We heard lots of stretched out yarns from the driver of the percheron wagon that took us down to the old buildings.
Bob was eager to get his lips wrapped around a mug of cowboy coffee at the re enacted round-up cooksite.
Apparently my imported special picked, roasted and ground and  french press coffee just doesn't cut it for him.
I guess there is roughage in the grounds at the bottom of a cup of 'cowboy coffee.  By the way. Cowboy coffee or camp coffee as we used to call it is made by boiling the coffee grounds right in the the enamel pot which either sits on a grate or hangs directly over the fire. Cowboy burns on the hands when fetching a pot of cowboy coffee were often the side effects of drinking this sludge. Oops coffee. 

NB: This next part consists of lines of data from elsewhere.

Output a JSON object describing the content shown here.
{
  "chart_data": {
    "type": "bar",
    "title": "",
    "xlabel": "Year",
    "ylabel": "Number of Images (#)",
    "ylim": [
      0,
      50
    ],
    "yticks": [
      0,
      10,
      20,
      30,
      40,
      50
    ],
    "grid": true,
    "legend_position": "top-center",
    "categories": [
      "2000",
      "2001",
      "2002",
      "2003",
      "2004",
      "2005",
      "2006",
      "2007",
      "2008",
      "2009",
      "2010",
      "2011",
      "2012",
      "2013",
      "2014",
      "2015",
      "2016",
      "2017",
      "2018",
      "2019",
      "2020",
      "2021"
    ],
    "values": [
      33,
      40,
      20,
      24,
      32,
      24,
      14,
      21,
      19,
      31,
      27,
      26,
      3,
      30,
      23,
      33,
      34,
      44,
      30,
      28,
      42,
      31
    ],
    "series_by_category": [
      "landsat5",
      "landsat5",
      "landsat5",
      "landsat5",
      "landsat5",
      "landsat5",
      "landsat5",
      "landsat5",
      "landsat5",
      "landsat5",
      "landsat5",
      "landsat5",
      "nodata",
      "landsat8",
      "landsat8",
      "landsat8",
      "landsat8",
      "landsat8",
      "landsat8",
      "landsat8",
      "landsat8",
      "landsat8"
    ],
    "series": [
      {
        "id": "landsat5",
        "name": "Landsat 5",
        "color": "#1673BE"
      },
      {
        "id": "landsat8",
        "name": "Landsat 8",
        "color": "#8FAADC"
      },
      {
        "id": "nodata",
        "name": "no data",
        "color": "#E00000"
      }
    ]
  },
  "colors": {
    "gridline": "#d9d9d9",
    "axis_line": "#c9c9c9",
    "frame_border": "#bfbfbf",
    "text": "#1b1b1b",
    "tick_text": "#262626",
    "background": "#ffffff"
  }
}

This is my Great Grandfather Wilson Blain and his heavy horse which I assume was a percheron ...judging by the feathers and the fact that my Great Grandfather was a practical man. I wonder if this horse came from the stock at the Bar U. That ranch was one of the largest breeders and exporters of the Percheron horse.  My family came from Ireland via Ontario in the  Petrolia area and travelled out west to Elkton /Cremona area where they farmed from the Nitchi Valley to Didsbury.  Breaking the land and farming with heavy horses. 

I love this bronze taken from a painting by Charlie Russell It sits outside in the parking lot of the Bar u Ranch in Alberta.